Extracting Contextual Information from Spatio-Temporal Social Media Data during Extreme Events using Socio-Environmental Data Explorer (SEDE): A Case Study based on Social Media Response to Tornadoes in the United States

Authors: Jayakrishnan Ajayakumar*, Dept of Geography, Kent State University, Eric Shook, Department of Geography, Environment & Society, University of Minnesota, V. Kelly Turner, Dept of Geography, Kent State University
Topics: Geographic Information Science and Systems, Temporal GIS
Keywords: Spatio Temporal Analysis, Social Media, Extreme Events
Session Type: Paper
Day: 4/13/2018
Start / End Time: 5:20 PM / 7:00 PM
Room: Napoleon D1, Sheraton 3rd Floor
Presentation File: No File Uploaded

Increasing use of social media platforms such as Facebook and Twitter provides opportunities for researchers to assess variations in public responses to extreme events such as natural disasters and disease outbreaks. The ambient spatio-temporal information present in geo-spatial social media data could be a source to extract contextual information as well as to conduct qualitative and quantitative analysis. Inherent big data challenges including high volume, velocity and variety, along with noisy and unstructured content, create serious challenges for social media data analysis. The Socio-Environmental Data Explorer (SEDE) is a web-based Geographical Information System developed to enable researchers to conduct exploratory analysis on large scale social media data. In this study we analyze variations in public response to tornadoes in United States during 2016 and 2017, at county level, through the social media platform Twitter.

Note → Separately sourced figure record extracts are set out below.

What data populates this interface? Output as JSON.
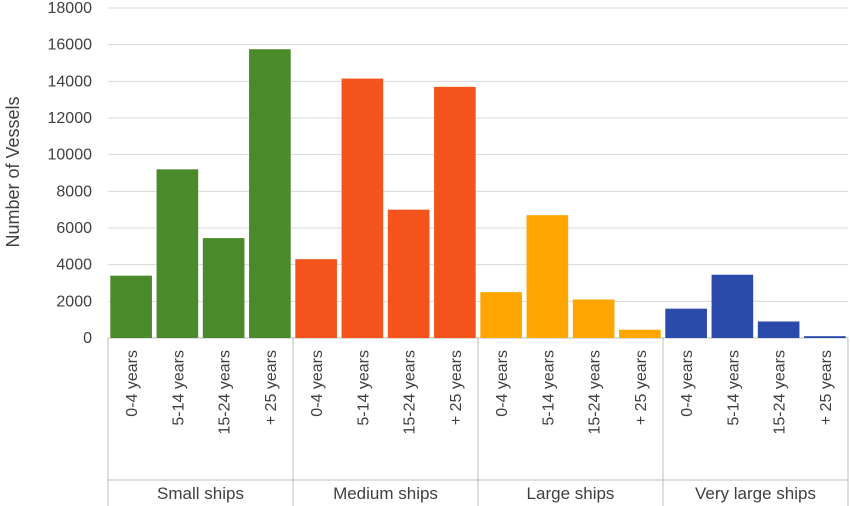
{
  "chart_data": {
    "type": "bar",
    "title": "",
    "xlabel": "",
    "ylabel": "Number of Vessels",
    "ylim": [
      0,
      18000
    ],
    "yticks": [
      0,
      2000,
      4000,
      6000,
      8000,
      10000,
      12000,
      14000,
      16000,
      18000
    ],
    "grid": true,
    "legend": "none",
    "groups": [
      {
        "name": "Small ships",
        "color": "#4a8a2a",
        "categories": [
          "0-4 years",
          "5-14 years",
          "15-24 years",
          "+ 25 years"
        ],
        "values": [
          3400,
          9200,
          5450,
          15750
        ]
      },
      {
        "name": "Medium ships",
        "color": "#f4531c",
        "categories": [
          "0-4 years",
          "5-14 years",
          "15-24 years",
          "+ 25 years"
        ],
        "values": [
          4300,
          14150,
          7000,
          13700
        ]
      },
      {
        "name": "Large ships",
        "color": "#ffa500",
        "categories": [
          "0-4 years",
          "5-14 years",
          "15-24 years",
          "+ 25 years"
        ],
        "values": [
          2500,
          6700,
          2100,
          450
        ]
      },
      {
        "name": "Very large ships",
        "color": "#2b4bab",
        "categories": [
          "0-4 years",
          "5-14 years",
          "15-24 years",
          "+ 25 years"
        ],
        "values": [
          1600,
          3450,
          900,
          100
        ]
      }
    ]
  }
}
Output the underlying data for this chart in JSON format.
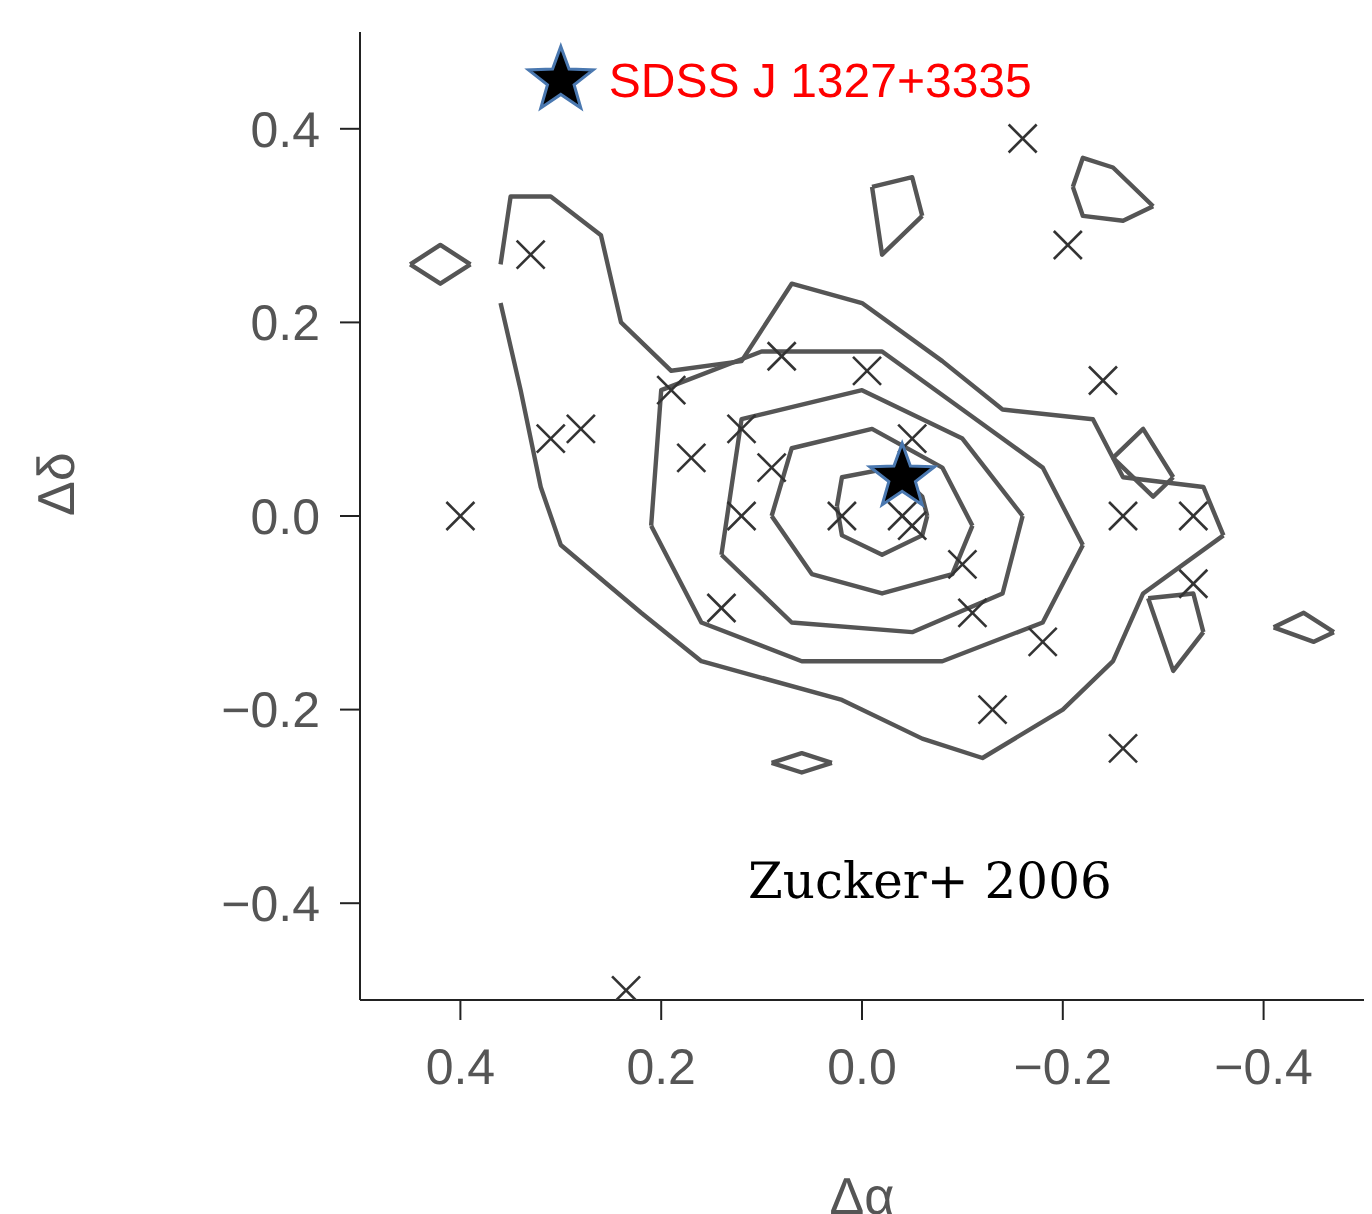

This study uses a corpus of three billion tweets and weather warning information from the National Oceanic and Atmospheric Administration (NOAA), including tornado data, which are being continuously collected in SEDE. In addition to spatial and temporal querying and visualization, we use SEDE to improve contextual information about tornadoes by conducting content based analysis on tweets. Natural language processing techniques including similarity measures such as cosine similarity are used to remove duplicates and improve the quality of content analysis. The enhancements that will be incorporated to SEDE as a part of this study would be useful for researchers who are interested in conducting mixed-method approaches to gain insights from large volume, real time social media data.